I just watched a video about BCE loss used in CycleGAN’s. If BCE loss is so great, why we use it in all GAN’s, not just CycleGAN’s?
Why do we need W-loss which is more complex to calculate?
Why do we need BCE loss which is flat is outer regions and causes vanishing gradients during training?
Thanks
Hi @Dennis_Sinitsky,
I’m not sure which video about BCE loss used in CycleGANs you’re referring to - something from outside this course or one of the videos from the course - so I’ll try to answer in general.
BCE loss is good for classifications where there are two results, so it has traditionally been used for GANs when we want to decide between two results, such as real or fake.

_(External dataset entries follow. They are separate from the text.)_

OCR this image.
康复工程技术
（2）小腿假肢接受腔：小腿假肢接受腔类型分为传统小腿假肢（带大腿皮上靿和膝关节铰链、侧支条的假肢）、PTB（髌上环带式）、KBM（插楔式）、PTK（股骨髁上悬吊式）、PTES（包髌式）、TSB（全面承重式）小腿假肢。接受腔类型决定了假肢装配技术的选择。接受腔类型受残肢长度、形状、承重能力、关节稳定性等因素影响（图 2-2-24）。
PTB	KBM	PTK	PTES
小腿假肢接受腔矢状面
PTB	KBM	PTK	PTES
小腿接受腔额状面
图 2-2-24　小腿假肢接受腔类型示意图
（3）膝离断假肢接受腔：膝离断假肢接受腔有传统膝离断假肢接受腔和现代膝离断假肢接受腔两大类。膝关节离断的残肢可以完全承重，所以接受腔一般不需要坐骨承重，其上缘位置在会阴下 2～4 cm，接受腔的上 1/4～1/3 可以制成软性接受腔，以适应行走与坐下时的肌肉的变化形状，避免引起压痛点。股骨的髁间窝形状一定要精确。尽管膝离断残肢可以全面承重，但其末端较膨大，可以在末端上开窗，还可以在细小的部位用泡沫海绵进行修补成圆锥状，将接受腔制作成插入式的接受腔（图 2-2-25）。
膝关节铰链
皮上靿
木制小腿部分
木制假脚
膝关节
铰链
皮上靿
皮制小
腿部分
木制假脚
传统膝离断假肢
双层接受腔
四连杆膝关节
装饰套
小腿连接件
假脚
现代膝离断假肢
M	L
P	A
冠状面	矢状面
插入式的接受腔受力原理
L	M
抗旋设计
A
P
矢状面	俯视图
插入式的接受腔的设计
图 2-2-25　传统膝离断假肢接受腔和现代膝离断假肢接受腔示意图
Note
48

But, as you mention, BCE loss is prone to mode collapse and vanishing gradient issues, so as work on GANs has matured, new types of loss calculations have been developed. W-loss is one of those newer options that helps guard against mode collapse and vanishing gradients.

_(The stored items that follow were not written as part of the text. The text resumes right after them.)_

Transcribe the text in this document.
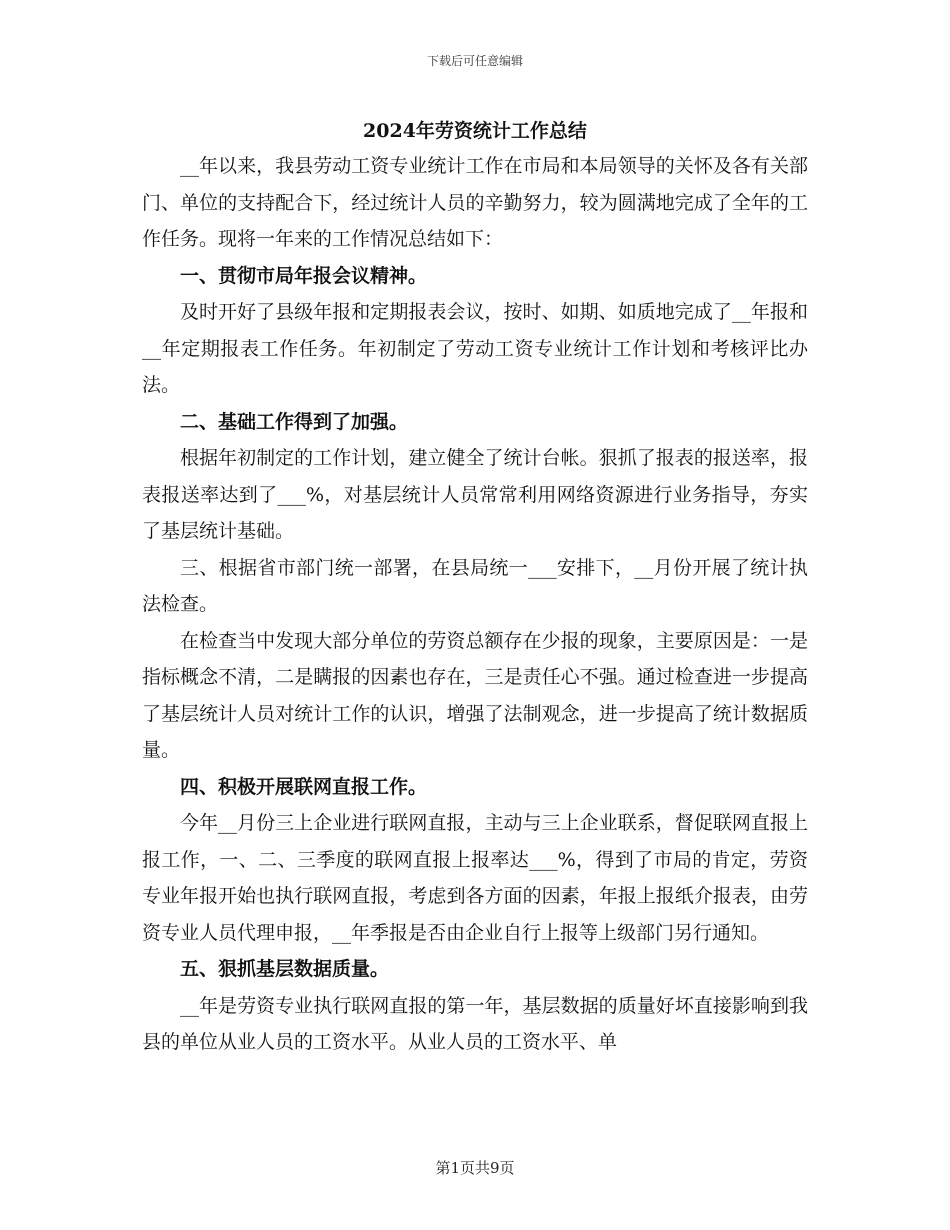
下载后可任意编辑
2024年劳资统计工作总结

__年以来，我县劳动工资专业统计工作在市局和本局领导的关怀及各有关部门、单位的支持配合下，经过统计人员的辛勤努力，较为圆满地完成了全年的工作任务。现将一年来的工作情况总结如下：

一、贯彻市局年报会议精神。

及时开好了县级年报和定期报表会议，按时、如期、如质地完成了__年报和__年定期报表工作任务。年初制定了劳动工资专业统计工作计划和考核评比办法。

二、基础工作得到了加强。

根据年初制定的工作计划，建立健全了统计台帐。狠抓了报表的报送率，报表报送率达到了___%，对基层统计人员常常利用网络资源进行业务指导，夯实了基层统计基础。

三、根据省市部门统一部署，在县局统一___安排下，__月份开展了统计执法检查。

在检查当中发现大部分单位的劳资总额存在少报的现象，主要原因是：一是指标概念不清，二是瞒报的因素也存在，三是责任心不强。通过检查进一步提高了基层统计人员对统计工作的认识，增强了法制观念，进一步提高了统计数据质量。

四、积极开展联网直报工作。

今年__月份三上企业进行联网直报，主动与三上企业联系，督促联网直报上报工作，一、二、三季度的联网直报上报率达___%，得到了市局的肯定，劳资专业年报开始也执行联网直报，考虑到各方面的因素，年报上报纸介报表，由劳资专业人员代理申报，__年季报是否由企业自行上报等上级部门另行通知。

五、狠抓基层数据质量。

__年是劳资专业执行联网直报的第一年，基层数据的质量好坏直接影响到我县的单位从业人员的工资水平。从业人员的工资水平、单

第1页共9页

For CycleGANs, there are actually a whole set of loss components combined together - adversarial loss, cycle consistency loss, and identity loss. One of the videos in week 3 discusses using Least Squares Loss (aka mean-squared error, or MSE) for the adversarial loss portion of CycleGANs, instead of using BCE - another approach that helps with mode collapse and vanishing gradient issues.